Al volver á la alcoba, Carlos encontró á su amada todavía en el lecho, abriendo perezosamente las páginas de un libro nuevo con un largo alfiler de oro.

— ¿Apostamos á que vino que adivino cuál era ese asunto tan urgente? —dijo Liliana.

— No; no lo adivinas.

— Apostemos mil besos.

— No lo adivinas, Lili...

— Sí; se trata de cambiar los títulos de un ferrocarril que produce poco, por acciones de una compañía que promete mucho, ó de comprar rentas austriacas y de vender fondos españoles; en fin, algo así; ¿verdad? Dame mis mil besos.

Carlos sonreía tristemente, sientiéndose presa de una cogoja que le oprimía la garganta y le producía un sufrimiento agudo y casi físico.

— No, no; no es eso, sino otra cosa mucho más triste, Lili.

La Muñeca se fijó entonces en la palidez extrema de su amante; incorporóse; hízole sentarse á su lado, y le dijo que hablara con franqueza:

— Dímelo todo; ¿qué hay?

Carlos repitió, palabra por palabra, lo que el notario acababa de decirle. Ella escuchó sin pestañear, frunciendo apenas el ceño cuando una frase cualquiera hería su altivez. Luego preguntó:

— ¿Eso es todo?

— Me parece que es bastante.

— Está bien. ¿Qué piensas tú hacer? No mientas. ¿Qué piensas hacer?

— ¡Sacrificarme!

— ¿Y marcharte, y dejarme?

— Sí... por ti misma...

Roja de cólera, Liliana saltó del lecho, diciendo en voz sorda:

— ¡Cobarde! ¡Cobarde!... Todos los hombres son cobardes... Y luego hablan de amor... Y cuando tienen miedo huyen... ¡Cobarde!
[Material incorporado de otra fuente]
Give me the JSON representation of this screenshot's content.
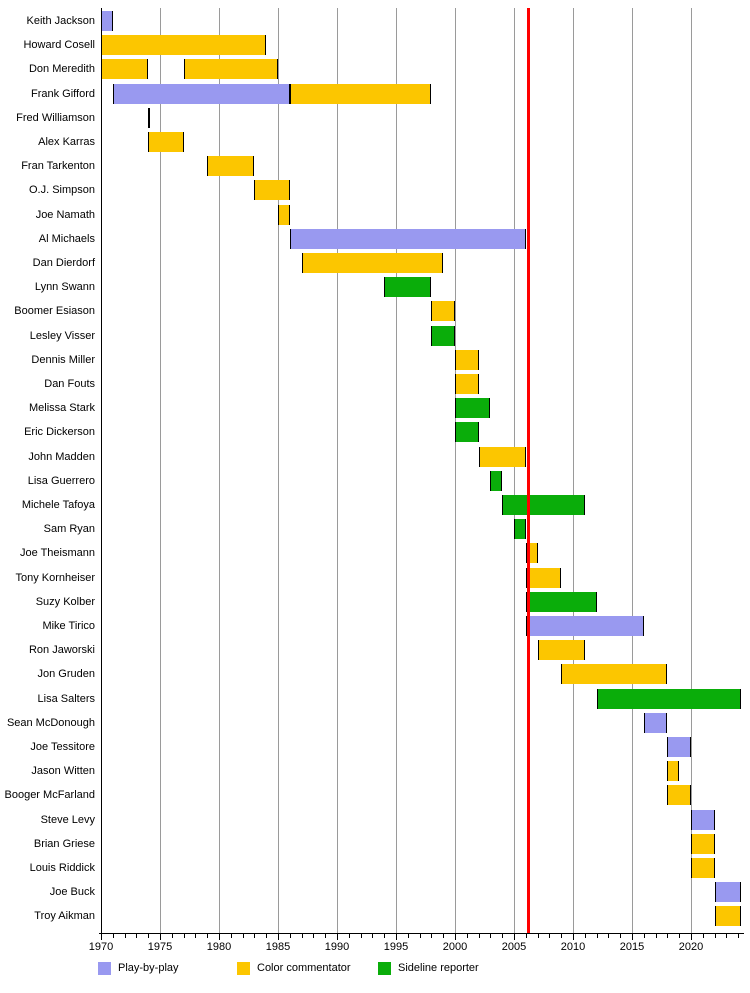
{
  "chart_data": {
    "type": "bar",
    "variant": "gantt-timeline",
    "description": "Timeline of Monday Night Football broadcast personalities by role",
    "grid": true,
    "legend_position": "bottom",
    "axis": {
      "min": 1970,
      "max": 2024.5,
      "major_ticks": [
        1970,
        1975,
        1980,
        1985,
        1990,
        1995,
        2000,
        2005,
        2010,
        2015,
        2020
      ],
      "minor_tick_step": 1
    },
    "marker_line": {
      "year": 2006.2,
      "color": "#ff0000"
    },
    "colors": {
      "gridline": "#9a9a9a",
      "axis": "#000000",
      "background": "#ffffff"
    },
    "legend": [
      {
        "id": "play-by-play",
        "label": "Play-by-play",
        "color": "#9999f0"
      },
      {
        "id": "color-commentator",
        "label": "Color commentator",
        "color": "#fcc600"
      },
      {
        "id": "sideline-reporter",
        "label": "Sideline reporter",
        "color": "#0aad0a"
      }
    ],
    "rows": [
      {
        "name": "Keith Jackson",
        "bars": [
          {
            "role": "play-by-play",
            "start": 1970,
            "end": 1971
          }
        ]
      },
      {
        "name": "Howard Cosell",
        "bars": [
          {
            "role": "color-commentator",
            "start": 1970,
            "end": 1984
          }
        ]
      },
      {
        "name": "Don Meredith",
        "bars": [
          {
            "role": "color-commentator",
            "start": 1970,
            "end": 1974
          },
          {
            "role": "color-commentator",
            "start": 1977,
            "end": 1985
          }
        ]
      },
      {
        "name": "Frank Gifford",
        "bars": [
          {
            "role": "play-by-play",
            "start": 1971,
            "end": 1986
          },
          {
            "role": "color-commentator",
            "start": 1986,
            "end": 1998
          }
        ]
      },
      {
        "name": "Fred Williamson",
        "bars": [
          {
            "role": "color-commentator",
            "start": 1974,
            "end": 1974.1
          }
        ]
      },
      {
        "name": "Alex Karras",
        "bars": [
          {
            "role": "color-commentator",
            "start": 1974,
            "end": 1977
          }
        ]
      },
      {
        "name": "Fran Tarkenton",
        "bars": [
          {
            "role": "color-commentator",
            "start": 1979,
            "end": 1983
          }
        ]
      },
      {
        "name": "O.J. Simpson",
        "bars": [
          {
            "role": "color-commentator",
            "start": 1983,
            "end": 1986
          }
        ]
      },
      {
        "name": "Joe Namath",
        "bars": [
          {
            "role": "color-commentator",
            "start": 1985,
            "end": 1986
          }
        ]
      },
      {
        "name": "Al Michaels",
        "bars": [
          {
            "role": "play-by-play",
            "start": 1986,
            "end": 2006
          }
        ]
      },
      {
        "name": "Dan Dierdorf",
        "bars": [
          {
            "role": "color-commentator",
            "start": 1987,
            "end": 1999
          }
        ]
      },
      {
        "name": "Lynn Swann",
        "bars": [
          {
            "role": "sideline-reporter",
            "start": 1994,
            "end": 1998
          }
        ]
      },
      {
        "name": "Boomer Esiason",
        "bars": [
          {
            "role": "color-commentator",
            "start": 1998,
            "end": 2000
          }
        ]
      },
      {
        "name": "Lesley Visser",
        "bars": [
          {
            "role": "sideline-reporter",
            "start": 1998,
            "end": 2000
          }
        ]
      },
      {
        "name": "Dennis Miller",
        "bars": [
          {
            "role": "color-commentator",
            "start": 2000,
            "end": 2002
          }
        ]
      },
      {
        "name": "Dan Fouts",
        "bars": [
          {
            "role": "color-commentator",
            "start": 2000,
            "end": 2002
          }
        ]
      },
      {
        "name": "Melissa Stark",
        "bars": [
          {
            "role": "sideline-reporter",
            "start": 2000,
            "end": 2003
          }
        ]
      },
      {
        "name": "Eric Dickerson",
        "bars": [
          {
            "role": "sideline-reporter",
            "start": 2000,
            "end": 2002
          }
        ]
      },
      {
        "name": "John Madden",
        "bars": [
          {
            "role": "color-commentator",
            "start": 2002,
            "end": 2006
          }
        ]
      },
      {
        "name": "Lisa Guerrero",
        "bars": [
          {
            "role": "sideline-reporter",
            "start": 2003,
            "end": 2004
          }
        ]
      },
      {
        "name": "Michele Tafoya",
        "bars": [
          {
            "role": "sideline-reporter",
            "start": 2004,
            "end": 2011
          }
        ]
      },
      {
        "name": "Sam Ryan",
        "bars": [
          {
            "role": "sideline-reporter",
            "start": 2005,
            "end": 2006
          }
        ]
      },
      {
        "name": "Joe Theismann",
        "bars": [
          {
            "role": "color-commentator",
            "start": 2006,
            "end": 2007
          }
        ]
      },
      {
        "name": "Tony Kornheiser",
        "bars": [
          {
            "role": "color-commentator",
            "start": 2006,
            "end": 2009
          }
        ]
      },
      {
        "name": "Suzy Kolber",
        "bars": [
          {
            "role": "sideline-reporter",
            "start": 2006,
            "end": 2012
          }
        ]
      },
      {
        "name": "Mike Tirico",
        "bars": [
          {
            "role": "play-by-play",
            "start": 2006,
            "end": 2016
          }
        ]
      },
      {
        "name": "Ron Jaworski",
        "bars": [
          {
            "role": "color-commentator",
            "start": 2007,
            "end": 2011
          }
        ]
      },
      {
        "name": "Jon Gruden",
        "bars": [
          {
            "role": "color-commentator",
            "start": 2009,
            "end": 2018
          }
        ]
      },
      {
        "name": "Lisa Salters",
        "bars": [
          {
            "role": "sideline-reporter",
            "start": 2012,
            "end": 2024.2
          }
        ]
      },
      {
        "name": "Sean McDonough",
        "bars": [
          {
            "role": "play-by-play",
            "start": 2016,
            "end": 2018
          }
        ]
      },
      {
        "name": "Joe Tessitore",
        "bars": [
          {
            "role": "play-by-play",
            "start": 2018,
            "end": 2020
          }
        ]
      },
      {
        "name": "Jason Witten",
        "bars": [
          {
            "role": "color-commentator",
            "start": 2018,
            "end": 2019
          }
        ]
      },
      {
        "name": "Booger McFarland",
        "bars": [
          {
            "role": "color-commentator",
            "start": 2018,
            "end": 2020
          }
        ]
      },
      {
        "name": "Steve Levy",
        "bars": [
          {
            "role": "play-by-play",
            "start": 2020,
            "end": 2022
          }
        ]
      },
      {
        "name": "Brian Griese",
        "bars": [
          {
            "role": "color-commentator",
            "start": 2020,
            "end": 2022
          }
        ]
      },
      {
        "name": "Louis Riddick",
        "bars": [
          {
            "role": "color-commentator",
            "start": 2020,
            "end": 2022
          }
        ]
      },
      {
        "name": "Joe Buck",
        "bars": [
          {
            "role": "play-by-play",
            "start": 2022,
            "end": 2024.2
          }
        ]
      },
      {
        "name": "Troy Aikman",
        "bars": [
          {
            "role": "color-commentator",
            "start": 2022,
            "end": 2024.2
          }
        ]
      }
    ]
  }
}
— Yo sufro por lo menos tanto como tú —repuso Llorede sollozando—, porque te quiero más de lo que un ser humano puede querer en este mundo; y si el peligro me amenazase á mí sólo, le esperaría á tus pies, dichoso de padecer por ti todos los martirios de la tierra. Pero la amenazada eres tú, Lili, tú. ¡Si supieras en lo que pienso, no me llamarías cobarde!... ¿Para qué quiero yo la vida alejado del lugar en que vives!... ¡Y me llamas cobarde!...

— ¿Piensas abandonarme? —repitió la marquesa.

— Yo no pienso en nada; yo sufro. Ordéname lo que debo hacer, puesto que soy tu esclavo.

— No me dejes, Carlos..., no me dejes.

— Haré lo que quieras: vivir, morir... lo que quieras, Lili...

— No me abandones. Yo te adoro con todo mi corazón. ¿Verdad que no te irás?...

— No; no —terminó Llorede, arrodillándose ante ella—; pero ¿qué podrás tú responder á los que te calumnian por causa mía, á los que te acusan, á tus antiguas amigas? ¿Qué dirás á los que te aconsejen que te separes de mí?... ¿Qué dirás ante todos esos peligros?

— ¿Sabes lo que á todos esos les diré? Les diré lo que se merecen...

Y de los labios menudos y palpitantes de la Muñeca brotó una palabra brutal, que llenó de alegría el alma macerada y pavorosa de Carlos.